Jimmy Nealis

Personal information
- Full name: James Nealis
- Date of birth: August 5, 1991 (age 34)
- Place of birth: Massapequa, New York, United States
- Height: 1.83 m (6 ft 0 in)
- Position: Defender

Team information
- Current team: New York Pancyprian-Freedoms

Youth career
- 2001–2009: Massapequa SC

College career
- Years: Team / Apps / (Gls)
- 2009–2012: Georgetown Hoyas

Senior career*
- Years: Team / Apps / (Gls)
- 2010–2011: Long Island Rough Riders / 26 / (0)
- 2013–2014: New York Cosmos / 3 / (0)
- 2015–2016: Long Island Rough Riders / 2 / (0)
- 2017: New York Greek American
- 2022–: New York Pancyprian-Freedoms

= Jimmy Nealis =

American soccer player (born 1991)

James Nealis (born August 5, 1991) is an American soccer player who most recently played professionally for the New York Cosmos in the North American Soccer League. As of October 2023, Nealis plays for New York Pancyprian-Freedoms.

==Career==

===College and amateur===
Nealis spent his entire collegiate career at Georgetown University. In 2009, he made a total of 19 appearances for the Hoyas and tallied two goals and two assists. In his sophomore year in 2010, Nealis was part of Georgetown's defense that recorded nine shutouts as he started all 20 games for the Hoyas and recorded four assists and led the club to a Big East Blue Division title during the regular season. He went on to be named NSCAA Third Team All-Northeast Region that year. In 2011, Nealis went on to be named Third Team All-BIG EAST as he started all 18 games he appeared in and helped the Hoyas defense to seven shutouts. In his senior year in 2012, Nealis started all 26 games and led the Hoyas to the 2012 College Cup final where they eventually fall to Indiana 1–0. He was also named NSCAA Second Team All-Northeast Region.

During his time in College, Nealis also played for Long Island Rough Riders in the USL Premier Development League.

===Professional===
On January 17, 2013, Nealis was drafted in the second round (37th overall) of the 2013 MLS SuperDraft by the Houston Dynamo. However, he was cut from preseason camp a month later.

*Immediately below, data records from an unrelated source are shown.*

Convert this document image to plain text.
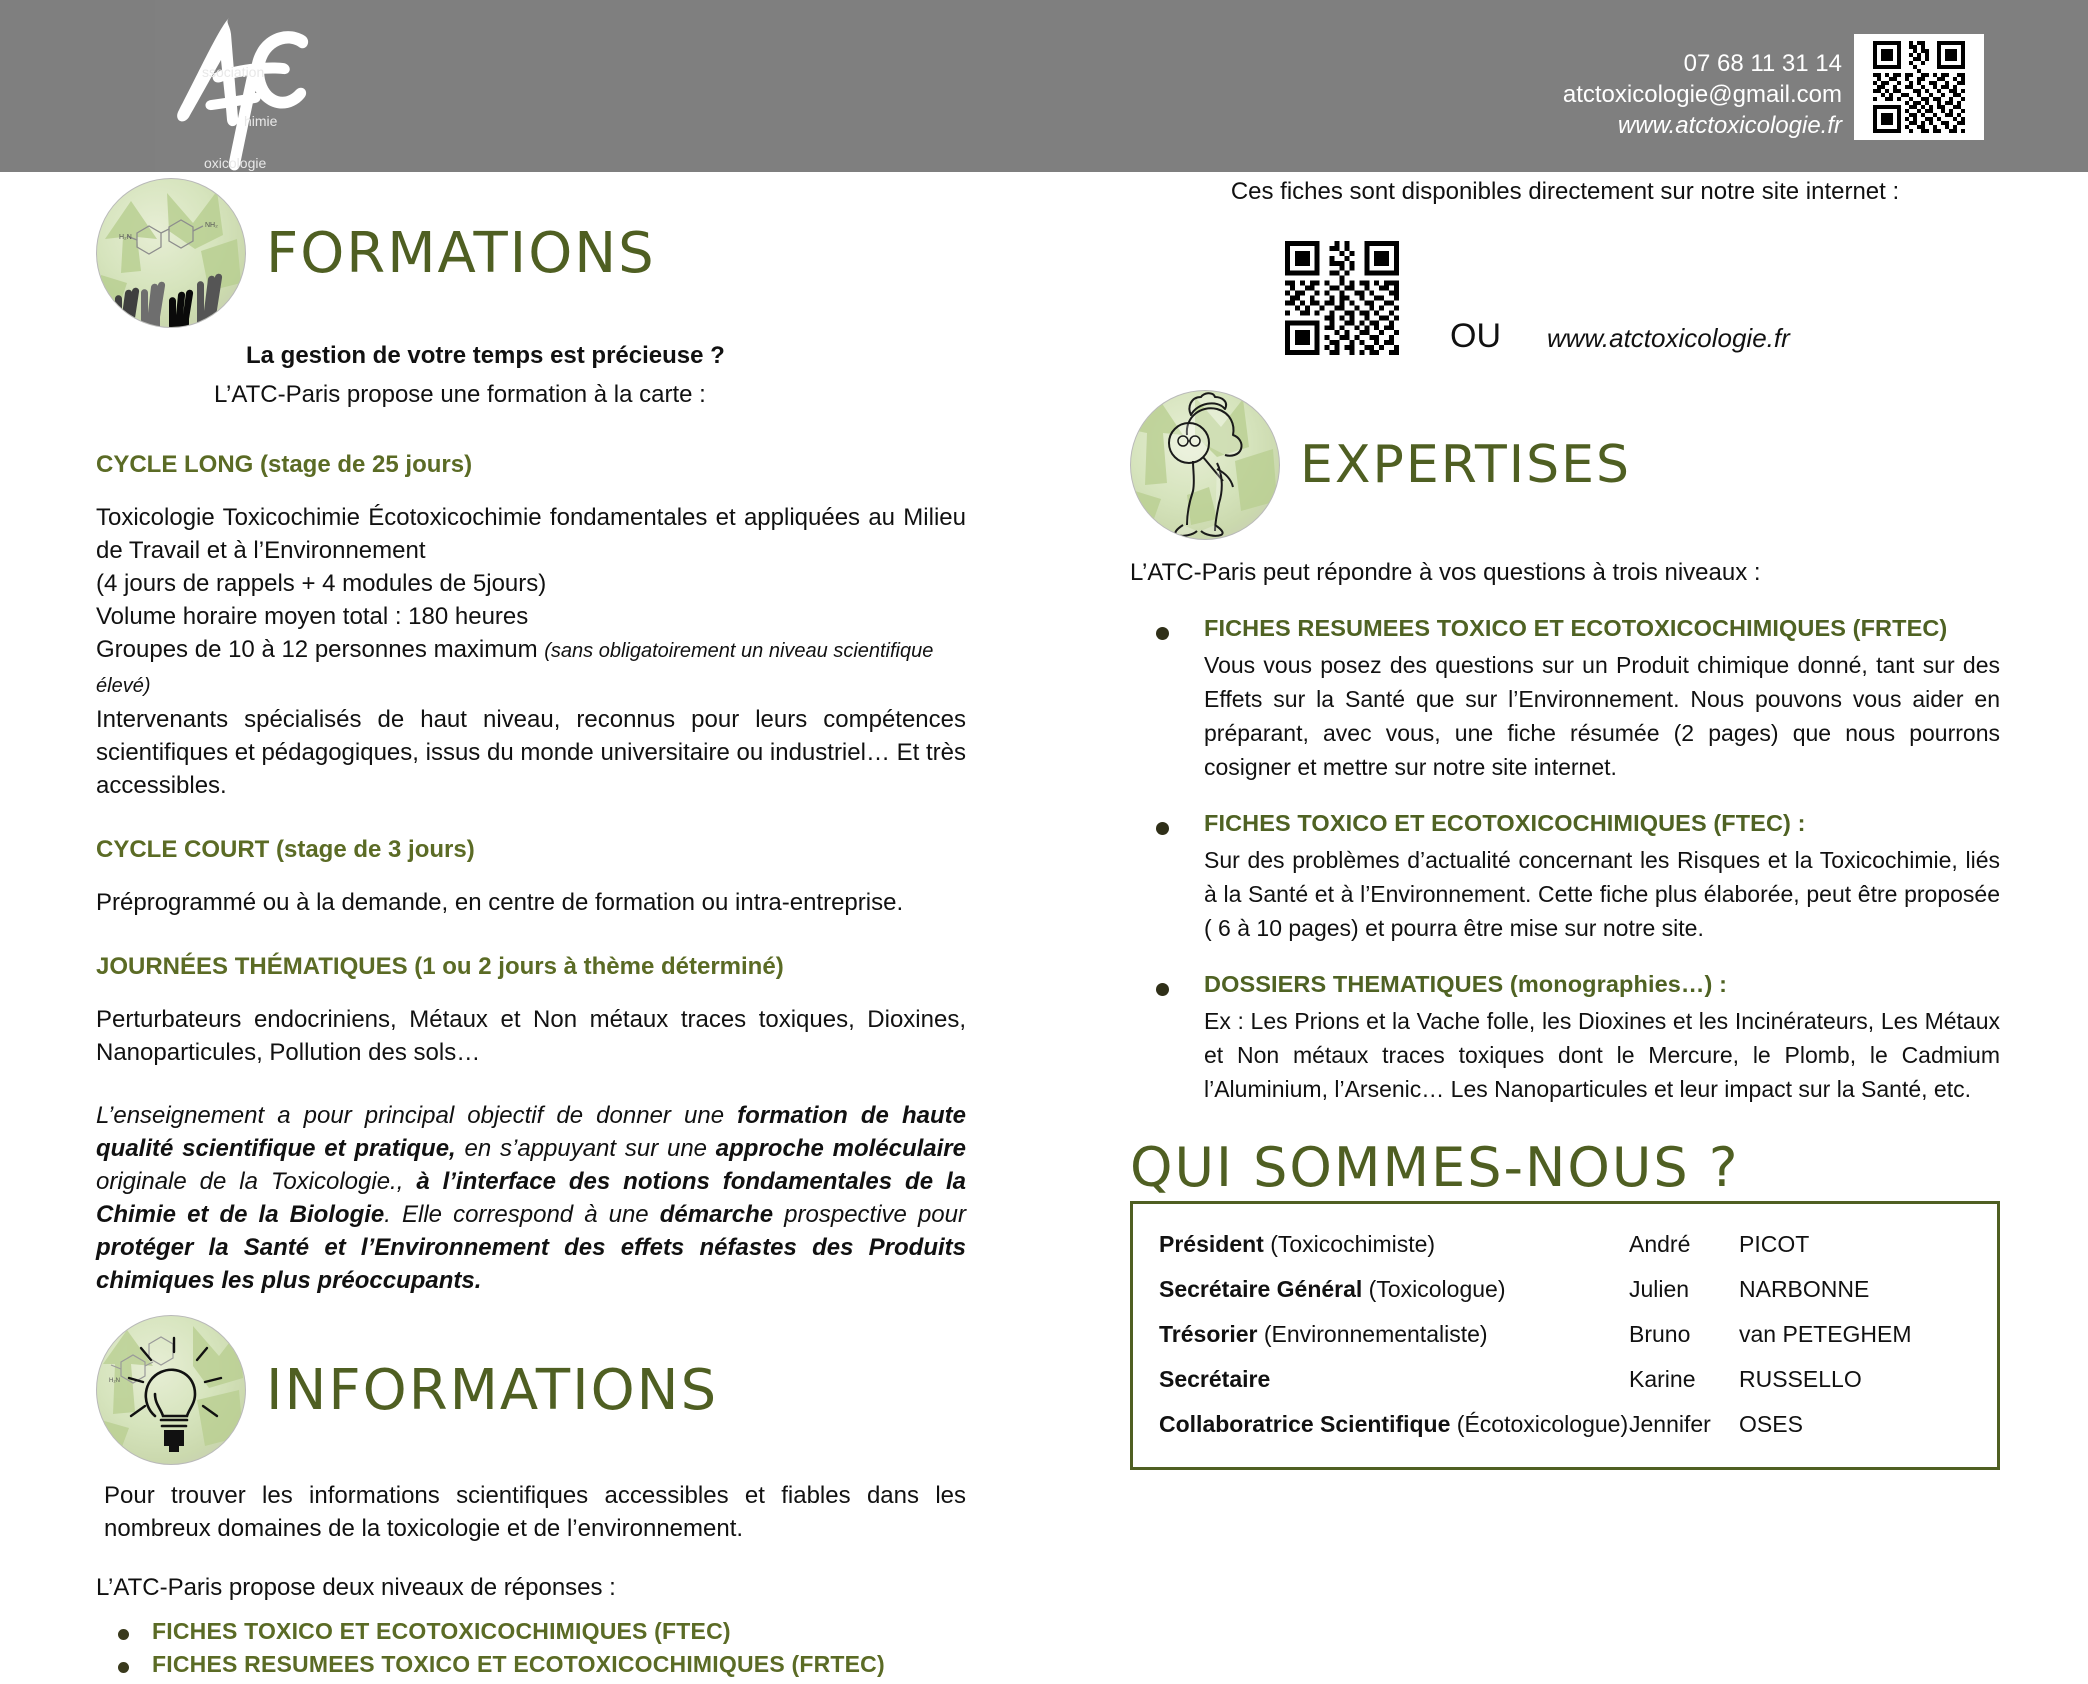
ssociation
himie
oxicologie
07 68 11 31 14
atctoxicologie@gmail.com
www.atctoxicologie.fr
H₂N
NH₂ FORMATIONS

La gestion de votre temps est précieuse ?

L’ATC-Paris propose une formation à la carte :

CYCLE LONG (stage de 25 jours)

Toxicologie Toxicochimie Écotoxicochimie fondamentales et appliquées au Milieu de Travail et à l’Environnement

(4 jours de rappels + 4 modules de 5jours)

Volume horaire moyen total : 180 heures

Groupes de 10 à 12 personnes maximum (sans obligatoirement un niveau scientifique élevé)

Intervenants spécialisés de haut niveau, reconnus pour leurs compétences scientifiques et pédagogiques, issus du monde universitaire ou industriel… Et très accessibles.

CYCLE COURT (stage de 3 jours)

Préprogrammé ou à la demande, en centre de formation ou intra-entreprise.

JOURNÉES THÉMATIQUES (1 ou 2 jours à thème déterminé)

Perturbateurs endocriniens, Métaux et Non métaux traces toxiques, Dioxines, Nanoparticules, Pollution des sols…

L’enseignement a pour principal objectif de donner une formation de haute qualité scientifique et pratique, en s’appuyant sur une approche moléculaire originale de la Toxicologie., à l’interface des notions fondamentales de la Chimie et de la Biologie. Elle correspond à une démarche prospective pour protéger la Santé et l’Environnement des effets néfastes des Produits chimiques les plus préoccupants.

H₂N	INFORMATIONS

Pour trouver les informations scientifiques accessibles et fiables dans les nombreux domaines de la toxicologie et de l’environnement.

L’ATC-Paris propose deux niveaux de réponses :

FICHES TOXICO ET ECOTOXICOCHIMIQUES (FTEC)
FICHES RESUMEES TOXICO ET ECOTOXICOCHIMIQUES (FRTEC)

Ces fiches sont disponibles directement sur notre site internet :

OU www.atctoxicologie.fr
EXPERTISES

L’ATC-Paris peut répondre à vos questions à trois niveaux :

FICHES RESUMEES TOXICO ET ECOTOXICOCHIMIQUES (FRTEC)
Vous vous posez des questions sur un Produit chimique donné, tant sur des Effets sur la Santé que sur l’Environnement. Nous pouvons vous aider en préparant, avec vous, une fiche résumée (2 pages) que nous pourrons cosigner et mettre sur notre site internet.
FICHES TOXICO ET ECOTOXICOCHIMIQUES (FTEC) :
Sur des problèmes d’actualité concernant les Risques et la Toxicochimie, liés à la Santé et à l’Environnement. Cette fiche plus élaborée, peut être proposée ( 6 à 10 pages) et pourra être mise sur notre site.
DOSSIERS THEMATIQUES (monographies…) :
Ex : Les Prions et la Vache folle, les Dioxines et les Incinérateurs, Les Métaux et Non métaux traces toxiques dont le Mercure, le Plomb, le Cadmium l’Aluminium, l’Arsenic… Les Nanoparticules et leur impact sur la Santé, etc.
QUI SOMMES-NOUS ?
Président (Toxicochimiste)	André	PICOT
Secrétaire Général (Toxicologue)	Julien	NARBONNE
Trésorier (Environnementaliste)	Bruno	van PETEGHEM
Secrétaire	Karine	RUSSELLO
Collaboratrice Scientifique (Écotoxicologue)	Jennifer	OSES
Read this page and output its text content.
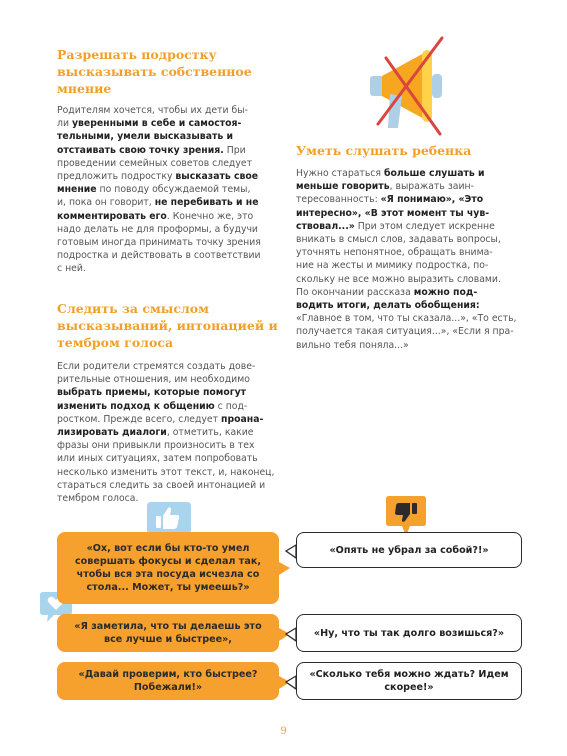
Разрешать подростку
высказывать собственное
мнение
Родителям хочется, чтобы их дети бы-
ли уверенными в себе и самостоя-
тельными, умели высказывать и
отстаивать свою точку зрения. При
проведении семейных советов следует
предложить подростку высказать свое
мнение по поводу обсуждаемой темы,
и, пока он говорит, не перебивать и не
комментировать его. Конечно же, это
надо делать не для проформы, а будучи
готовым иногда принимать точку зрения
подростка и действовать в соответствии
с ней.
Следить за смыслом
высказываний, интонацией и
тембром голоса
Если родители стремятся создать дове-
рительные отношения, им необходимо
выбрать приемы, которые помогут
изменить подход к общению с под-
ростком. Прежде всего, следует проана-
лизировать диалоги, отметить, какие
фразы они привыкли произносить в тех
или иных ситуациях, затем попробовать
несколько изменить этот текст, и, наконец,
стараться следить за своей интонацией и
тембром голоса.
Уметь слушать ребенка
Нужно стараться больше слушать и
меньше говорить, выражать заин-
тересованность: «Я понимаю», «Это
интересно», «В этот момент ты чув-
ствовал...» При этом следует искренне
вникать в смысл слов, задавать вопросы,
уточнять непонятное, обращать внима-
ние на жесты и мимику подростка, по-
скольку не все можно выразить словами.
По окончании рассказа можно под-
водить итоги, делать обобщения:
«Главное в том, что ты сказала...», «То есть,
получается такая ситуация...», «Если я пра-
вильно тебя поняла...»
«Ох, вот если бы кто-то умел совершать фокусы и сделал так, чтобы вся эта посуда исчезла со стола... Может, ты умеешь?»
«Я заметила, что ты делаешь это все лучше и быстрее»,
«Давай проверим, кто быстрее? Побежали!»
«Опять не убрал за собой?!»
«Ну, что ты так долго возишься?»
«Сколько тебя можно ждать? Идем скорее!»
9
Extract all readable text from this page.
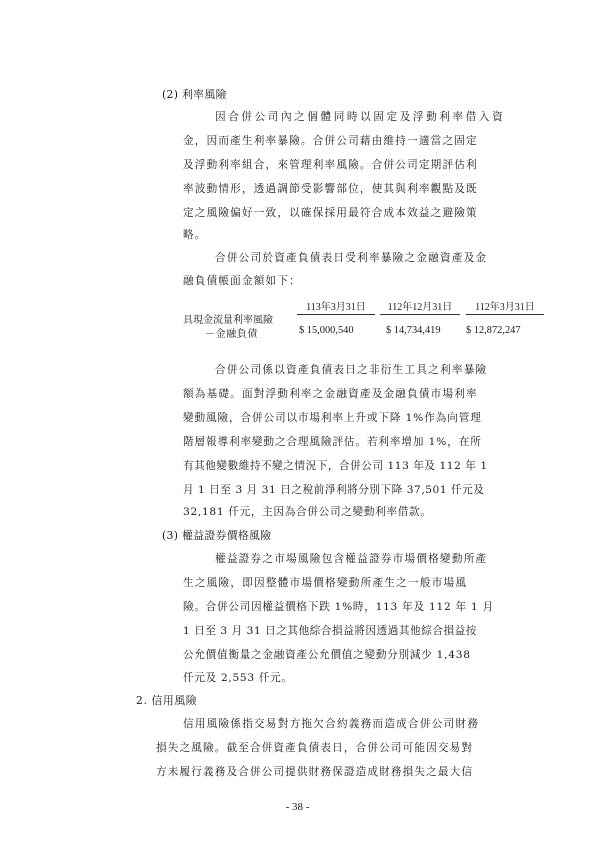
(2) 利率風險
因合併公司內之個體同時以固定及浮動利率借入資
金，因而產生利率暴險。合併公司藉由維持一適當之固定
及浮動利率組合，來管理利率風險。合併公司定期評估利
率波動情形，透過調節受影響部位，使其與利率觀點及既
定之風險偏好一致，以確保採用最符合成本效益之避險策
略。
合併公司於資產負債表日受利率暴險之金融資產及金
融負債帳面金額如下：
113年3月31日	112年12月31日	112年3月31日
具現金流量利率風險
－金融負債	$ 15,000,540	$ 14,734,419 $ 12,872,247
合併公司係以資產負債表日之非衍生工具之利率暴險
額為基礎。面對浮動利率之金融資產及金融負債市場利率
變動風險，合併公司以市場利率上升或下降 1%作為向管理
階層報導利率變動之合理風險評估。若利率增加 1%，在所
有其他變數維持不變之情況下，合併公司 113 年及 112 年 1
月 1 日至 3 月 31 日之稅前淨利將分別下降 37,501 仟元及
32,181 仟元，主因為合併公司之變動利率借款。
(3) 權益證券價格風險
權益證券之市場風險包含權益證券市場價格變動所產
生之風險，即因整體市場價格變動所產生之一般市場風
險。合併公司因權益價格下跌 1%時，113 年及 112 年 1 月
1 日至 3 月 31 日之其他綜合損益將因透過其他綜合損益按
公允價值衡量之金融資產公允價值之變動分別減少 1,438
仟元及 2,553 仟元。
2. 信用風險
信用風險係指交易對方拖欠合約義務而造成合併公司財務
損失之風險。截至合併資產負債表日，合併公司可能因交易對
方未履行義務及合併公司提供財務保證造成財務損失之最大信
- 38 -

On October 25, Nealis signed with NASL club New York Cosmos for the remainder of the 2013 season. He made his professional debut a week later in a 1–0 victory over Atlanta Silverbacks in the final game of the 2013 NASL Fall Season.

Nealis made his first appearance of the 2014 season on May 31, 2014, earning the start at left back and contributing to a 3–0 shutout road victory over the Fort Lauderdale Strikers.

Nealis saw 180 minutes of action in two starts and two appearances during the 2014 season.

Nealis was released following the end of the 2014 season.

In 2017, Nealis featured for Greek American AA of the Cosmopolitan Soccer League.

Nealis helped New York Pancyprian-Freedoms to the 2022 Eastern Premier Soccer League Metropolitan Division title. He also appeared for the club during their 2024 U.S. Open Cup qualifiers.

Nealis played in the inaugural edition of The Soccer Tournament for Charlotte FC.